The fact no one sits in jail for what was wrought by Bush is the saddest commentary on our nation. We are not a nation of laws, we are a nation of laws to be broken.


Posted by: steve duncan on July 20, 2009 at 11:19 AM | PERMALINK

The Health care overhaul's problem is the politicians who are not interested in Americans; only interested for themselves. Take away their health care and they will be screaming and will instantly vote it back in

Posted by: MLJohnston on July 20, 2009 at 11:21 AM | PERMALINK

It's maddening.

Indeed it is.

But what is arguably more maddening is that there is noone--noone at all--in the MSM trumpeting these facts. One wonders what would happen to this debate if these utter hypocrisies were spotlighted.

And as with all things, if the roles were reversed, as indeed they were during the debates about each of the issues Steve mentions, the Democrats were painted as traitors and insufficient Americans for pointing out the same things that McConnell et al. are doing now.

Posted by: terraformer on July 20, 2009 at 11:23 AM | PERMALINK

No one even reports on the Republican record. The absence of any accountability is striking. If not corrected, it will prove our undoing as a nation.

Posted by: Eric on July 20, 2009 at 11:24 AM | PERMALINK

pity that thuggish mcconnell gets such a free ride from the bourbon-is-mother's-milk crowd...

we quite simply caint afford him, and haven't for a very long time.

Posted by: neill on July 20, 2009 at 11:24 AM | PERMALINK

Luckily, the MSM will be sure to point this out everytime they give air time to the Republicans.
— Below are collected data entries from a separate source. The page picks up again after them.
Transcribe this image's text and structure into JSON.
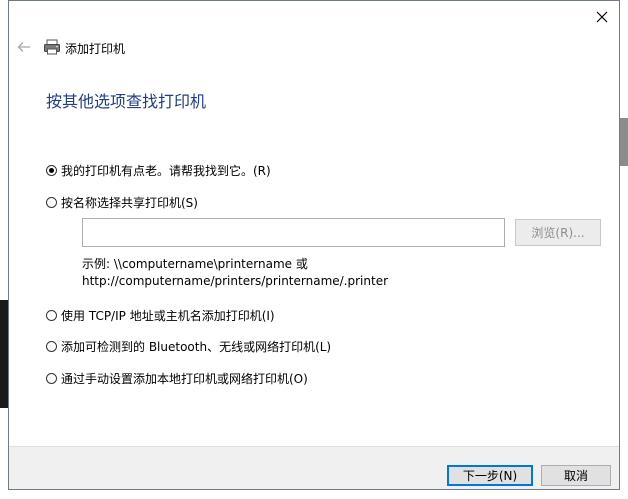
{
  "header": {
    "title": "添加打印机"
  },
  "page": {
    "title": "按其他选项查找打印机"
  },
  "options": [
    {
      "label": "我的打印机有点老。请帮我找到它。(R)",
      "checked": true
    },
    {
      "label": "按名称选择共享打印机(S)",
      "checked": false
    },
    {
      "label": "使用 TCP/IP 地址或主机名添加打印机(I)",
      "checked": false
    },
    {
      "label": "添加可检测到的 Bluetooth、无线或网络打印机(L)",
      "checked": false
    },
    {
      "label": "通过手动设置添加本地打印机或网络打印机(O)",
      "checked": false
    }
  ],
  "share": {
    "input_value": "",
    "browse_label": "浏览(R)...",
    "example_line1": "示例: \\\\computername\\printername 或",
    "example_line2": "http://computername/printers/printername/.printer"
  },
  "footer": {
    "next_label": "下一步(N)",
    "cancel_label": "取消"
  },
  "colors": {
    "title_blue": "#1e3e87",
    "focus_blue": "#0078d7"
  }
}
Posted by: Obama / Steelers / etc on July 20, 2009 at 11:24 AM | PERMALINK

It's maddening.

No, it's absolutely typical. They are sociopathic lying scum, and I would have been amazed if they had behaved in any other way.

Posted by: jimBOB on July 20, 2009 at 11:25 AM | PERMALINK

steve, that would have excused them in 2002. it didn't excuse them in 2004, when kerry tried to get the war paid for (it was what led to the "i voted for it before i voted against it"). not one of these assholes cared about paying for the iraq war at any time, and if we had anything resembling an adversarial journalist culture, the questions would be asked every time the right-wingers show their faces.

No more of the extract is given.